Dynamic response on coupled thermo-hydro-mechanical problem for two-dimensional saturated soil under fractional order thermoelastic theory

Abstract

To better characterize the intricate coupled thermo-hydro-mechanical dynamic (THMD) response in two-dimensional saturated soil and to enrich the research object of Green-Naghdi (G-N) generalized thermoelastic theory, this study innovatively combines the G-N generalized thermoelastic theory and Caputo's fractional order derivative, to obtain the new control equations, and to establish a new fractional order thermoelastic theoretical model. The article is solved by the normal mode analysis (NMA), which can eliminate the integration error and solve the complex fractional order partial differential control equations quickly at the same time.

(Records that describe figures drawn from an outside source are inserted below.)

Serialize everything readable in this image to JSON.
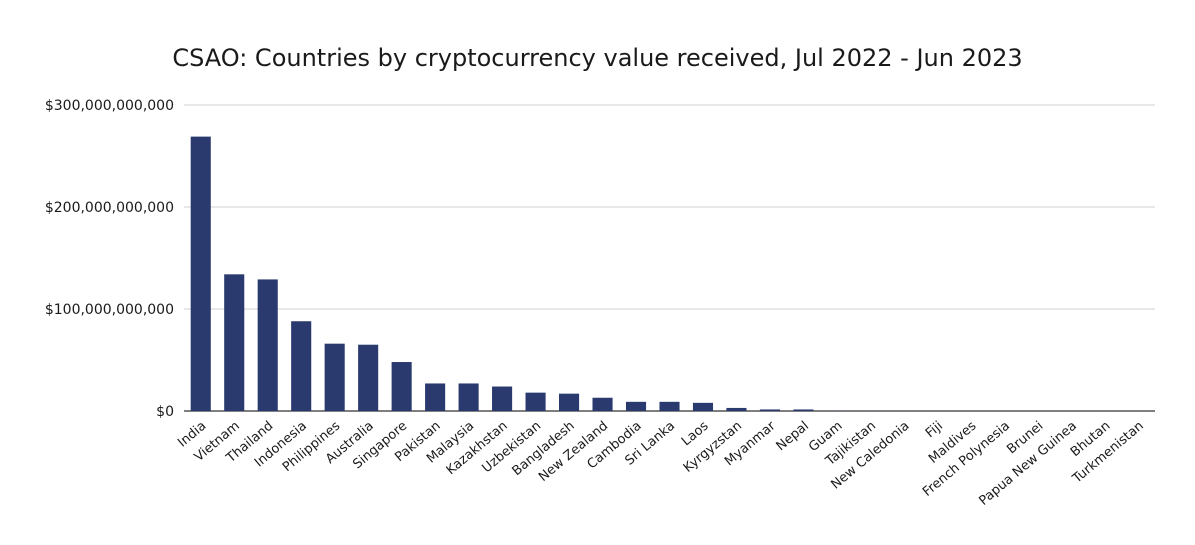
{
  "chart_data": {
    "type": "bar",
    "title": "CSAO: Countries by cryptocurrency value received, Jul 2022 - Jun 2023",
    "xlabel": "",
    "ylabel": "",
    "ylim": [
      0,
      300000000000
    ],
    "yticks": [
      {
        "value": 0,
        "label": "$0"
      },
      {
        "value": 100000000000,
        "label": "$100,000,000,000"
      },
      {
        "value": 200000000000,
        "label": "$200,000,000,000"
      },
      {
        "value": 300000000000,
        "label": "$300,000,000,000"
      }
    ],
    "grid": true,
    "bar_color": "#2b3a6e",
    "categories": [
      "India",
      "Vietnam",
      "Thailand",
      "Indonesia",
      "Philippines",
      "Australia",
      "Singapore",
      "Pakistan",
      "Malaysia",
      "Kazakhstan",
      "Uzbekistan",
      "Bangladesh",
      "New Zealand",
      "Cambodia",
      "Sri Lanka",
      "Laos",
      "Kyrgyzstan",
      "Myanmar",
      "Nepal",
      "Guam",
      "Tajikistan",
      "New Caledonia",
      "Fiji",
      "Maldives",
      "French Polynesia",
      "Brunei",
      "Papua New Guinea",
      "Bhutan",
      "Turkmenistan"
    ],
    "values": [
      269000000000,
      134000000000,
      129000000000,
      88000000000,
      66000000000,
      65000000000,
      48000000000,
      27000000000,
      27000000000,
      24000000000,
      18000000000,
      17000000000,
      13000000000,
      9000000000,
      9000000000,
      8000000000,
      3000000000,
      1500000000,
      1500000000,
      200000000,
      150000000,
      100000000,
      80000000,
      60000000,
      50000000,
      40000000,
      30000000,
      20000000,
      10000000
    ]
  }
}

The effects of different boundary conditions of fractional order derivatives, porosity, frequency, and thermal conductivity coefficients on non-dimensional excess pore water pressure, temperature, vertical displacement, and vertical stress are also fully analyzed, and the distribution curves of high precision numerical solutions are given. The results show that the effect of frequency variation on each non-dimensional variable is obvious. The effects of fractional order derivatives, porosity and thermal conductivity coefficients on the non-dimensional variables vary depending on the boundary conditions. The results provide theoretical support for geotechnical and environmental engineering.